Xerostomia, which is the chief manifestation of SS, is caused by salivary gland dysfunction resulting from immune-mediated inflammation. To alleviate xerostomia, treatment with conventional systemic immunosuppressive drugs has been tried as with other immune-mediated connective tissue diseases; however, the therapeutic effects were doubtful [42], [43], [44], [45]. Recently, treatments using with monoclonal antibodies that target inflammatory cytokines or cell surface antigens were developed to treat several autoimmune diseases [46]; a monoclonal antibody against the IL-6 receptor exhibited its efficacy in rheumatoid arthritis [47]. As IL-6 has been shown to be highly expressed in the salivary glands of SS patients, blocking IL-6 and/or its receptor might have beneficial effects [19]. Our results, however, suggested that IL-6 was associated with regeneration of ductal epithelial cells via REG Iα protein expression. Therefore, blocking IL-6 and/or its receptor might induce unwanted effects. Several trials have shown that rituximab, a chimeric anti-CD20 monoclonal antibody that binds to the B-cell surface antigen CD20, has beneficial effects in treating xerostomia in SS patients [48], [49]. Rituximab therapy has also been shown to be effective in rheumatoid arthritis, reducing disease activity and decreasing auto-antibody production [50], [51], [52]. It is possible that the beneficial effects of rituximab in the SS patients were associated with B-cell depletion and the subsequent decrease in the production of pathogenic auto-antibodies, including anti-REG Iα auto-antibodies.

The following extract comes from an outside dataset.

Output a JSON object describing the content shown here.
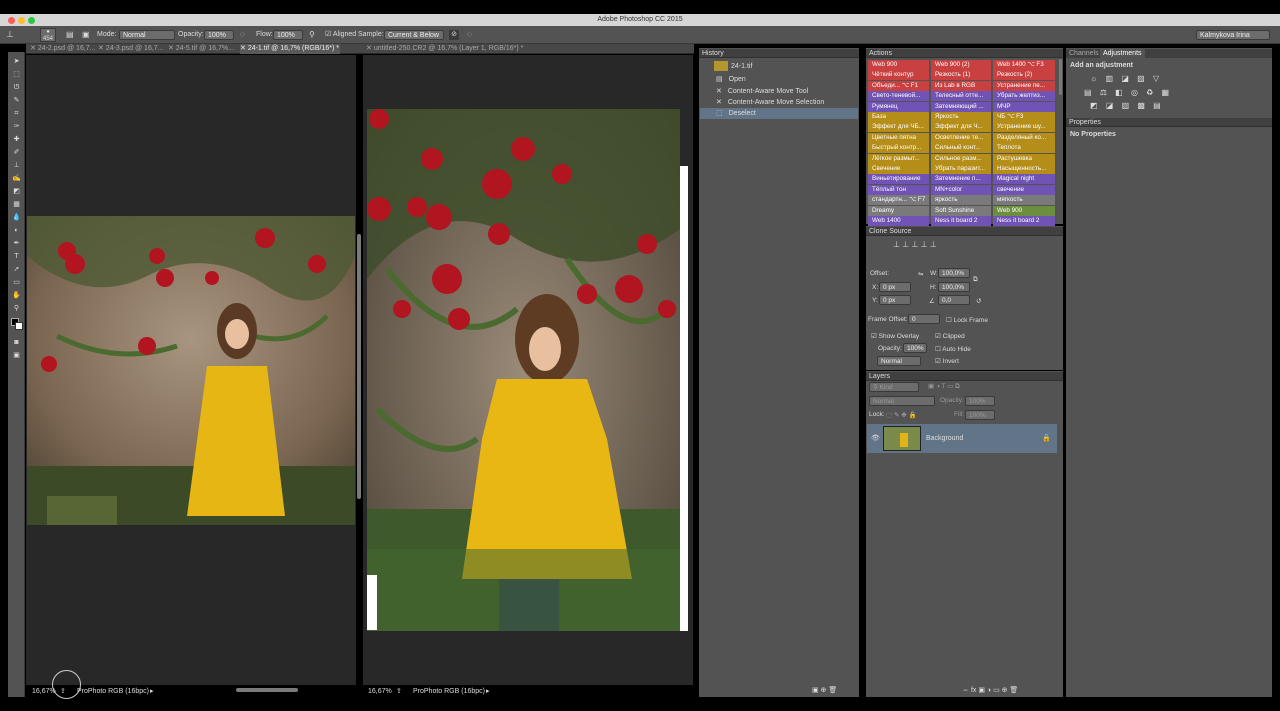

In conclusion, the present study showed that REG Iα transcription in salivary ductal cells was stimulated by IL-6. Our study also demonstrated that STAT3 bound the consensus sequence of REG Iα promoter and regulated transcription in ductal epithelial cells in response to IL-6 stimulation. It is suggested that overexpression of REG Iα protein in salivary ductal cells is dependent on the IL-6/STAT pathway and might play a role in the pathogenesis of SS.